Peer reviewers are asked to look at three main areas when reviewing a game: game information, prohibited content, and classification.

First, does the game information accurately represent the submission? The game information will be shown in Xbox LIVE Marketplace on both the console and to anyone viewing the catalog. Therefore, it is important that this information is accurate and appropriate for all ages.

Is the box art and the thumbnail appropriate for all ages? Is the genre correct? Does the language supported by the binary match the creator's description?

Important: The purpose of the peer review process is to weed out inappropriate content and ensure that the creator's statements about the game (information and classification) are accurate. Judgments about a game's quality, price point, or fun factor should be left to the consumers of the game.

Game information also includes the description and game media as shown below:

Do the screenshots represent the gameplay? Is the description accurate? Does the game actually have the capabilities listed?

Note that you need to download the game and play it before you answer these questions. Be sure to acknowledge that you have done so before you start answering questions.

The next section of peer review deals with game defects and prohibited content.

Here is where you would flag a game for having inaccurate information or information that is not appropriate for Xbox LIVE Marketplace in terms of the game information itself.

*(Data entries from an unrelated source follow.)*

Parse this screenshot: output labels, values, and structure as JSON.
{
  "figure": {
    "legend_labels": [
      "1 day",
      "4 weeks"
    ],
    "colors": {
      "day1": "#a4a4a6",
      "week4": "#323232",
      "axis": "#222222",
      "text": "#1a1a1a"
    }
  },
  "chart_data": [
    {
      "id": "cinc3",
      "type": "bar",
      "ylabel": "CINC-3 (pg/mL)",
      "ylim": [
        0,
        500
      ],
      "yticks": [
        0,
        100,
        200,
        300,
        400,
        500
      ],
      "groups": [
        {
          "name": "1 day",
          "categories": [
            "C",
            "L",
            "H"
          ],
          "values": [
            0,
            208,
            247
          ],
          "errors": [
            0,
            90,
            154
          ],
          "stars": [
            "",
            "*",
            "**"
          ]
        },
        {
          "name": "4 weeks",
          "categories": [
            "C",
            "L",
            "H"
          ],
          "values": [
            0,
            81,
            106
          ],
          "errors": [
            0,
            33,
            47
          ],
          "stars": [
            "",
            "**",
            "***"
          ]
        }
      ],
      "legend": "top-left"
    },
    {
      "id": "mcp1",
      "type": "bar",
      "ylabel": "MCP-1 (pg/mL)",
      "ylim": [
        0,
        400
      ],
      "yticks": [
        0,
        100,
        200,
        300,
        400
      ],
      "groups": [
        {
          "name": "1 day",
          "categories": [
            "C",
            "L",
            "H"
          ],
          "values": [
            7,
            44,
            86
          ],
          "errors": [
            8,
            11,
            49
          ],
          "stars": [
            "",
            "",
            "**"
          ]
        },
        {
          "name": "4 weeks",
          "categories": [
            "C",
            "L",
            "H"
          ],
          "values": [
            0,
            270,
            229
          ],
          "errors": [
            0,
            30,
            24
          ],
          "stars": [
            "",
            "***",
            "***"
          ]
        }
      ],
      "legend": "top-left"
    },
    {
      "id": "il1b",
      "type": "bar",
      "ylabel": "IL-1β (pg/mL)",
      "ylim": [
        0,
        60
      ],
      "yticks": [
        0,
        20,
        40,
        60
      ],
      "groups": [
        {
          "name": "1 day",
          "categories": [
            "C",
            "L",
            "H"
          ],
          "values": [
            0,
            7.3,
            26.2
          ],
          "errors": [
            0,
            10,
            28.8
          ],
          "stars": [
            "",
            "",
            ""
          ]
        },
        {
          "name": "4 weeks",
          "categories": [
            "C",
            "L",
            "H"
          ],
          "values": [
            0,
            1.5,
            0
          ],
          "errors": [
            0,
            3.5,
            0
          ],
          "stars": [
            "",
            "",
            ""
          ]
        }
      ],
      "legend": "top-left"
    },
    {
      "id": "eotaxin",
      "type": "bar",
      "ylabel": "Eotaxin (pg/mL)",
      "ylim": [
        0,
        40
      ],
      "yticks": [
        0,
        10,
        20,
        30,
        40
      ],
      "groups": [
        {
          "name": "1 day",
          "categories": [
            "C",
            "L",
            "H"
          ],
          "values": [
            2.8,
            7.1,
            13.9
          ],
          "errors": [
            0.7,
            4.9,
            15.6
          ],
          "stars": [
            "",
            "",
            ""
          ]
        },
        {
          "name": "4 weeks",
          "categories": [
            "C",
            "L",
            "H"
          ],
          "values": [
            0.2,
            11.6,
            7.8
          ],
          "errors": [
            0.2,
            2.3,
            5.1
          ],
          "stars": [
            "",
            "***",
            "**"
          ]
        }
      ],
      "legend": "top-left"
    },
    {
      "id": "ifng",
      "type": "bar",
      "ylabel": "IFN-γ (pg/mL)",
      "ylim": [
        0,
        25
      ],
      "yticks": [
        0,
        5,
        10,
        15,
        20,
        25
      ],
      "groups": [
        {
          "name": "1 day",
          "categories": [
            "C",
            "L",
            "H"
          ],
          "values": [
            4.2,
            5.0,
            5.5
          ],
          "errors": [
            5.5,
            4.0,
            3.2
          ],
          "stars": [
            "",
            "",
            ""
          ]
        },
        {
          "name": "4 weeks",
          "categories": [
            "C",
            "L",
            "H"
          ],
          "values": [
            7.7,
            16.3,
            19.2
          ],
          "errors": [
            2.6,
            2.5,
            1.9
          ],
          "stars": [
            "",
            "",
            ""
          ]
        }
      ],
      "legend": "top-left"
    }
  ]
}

Also, if the game is simply not playable (for example, it crashes or hangs), report such information here as well. You may have encountered an untested game play scenario or have a different configuration than expected.

The next section deals with prohibited content. This is the same list that applies to all countries. If the game contains any of the following, you need to flag it.

Because we have a "one-world" review system, you'll notice that the list has been expanded from the beta.

You'll notice at the bottom of the Web form there is a comment section. We encourage you to send notes back to the creator explaining why the game failed. These comments will be sent anonymously.

The last part of the review is to confirm the creator's classification of the game. Remember that the creator owns the classification.

The game will be rejected if enough reviewers disagree with the classification. The creator must change either the classification or the game so that they accurately reflect each other.

The final step is to ensure the review summary is correct and to choose the language in which you reviewed the game. A reviewer only needs to review a game in one language.

However, for a game to pass the peer review process, there must be a language-proficient reviewer for each language exposed.

If the summary is accurate, go ahead and submit your review.

Peer review fine print

In order to ensure that we continue to have a safe experience for creators and consumers across the countries we support, the peer review process needs to take into account the language exposed by the game and the language understood by the reviewer.

Language is exposed in two places: the game descriptions provided in the game information and the languages supported by the game binary. A game does not pass peer review until each language version of the game is reviewed by a reviewer who speaks that language.

Therefore, you should expect that the more languages you expose, the longer it takes the game to get through the peer review process. For example, if you assume it takes two reviews per language to get through peer review. The following table shows the number of reviewers required:

# of reviewers required

Game descriptions provided

Languages supported in game binary




Up to 4

English, French

English, French

Up to 8

English, Italian, French


Why do I have "Up to" in the table above? A creator may speak more than one language, of course! However, you probably shouldn't bet on each reviewer speaking all the languages exposed by your game.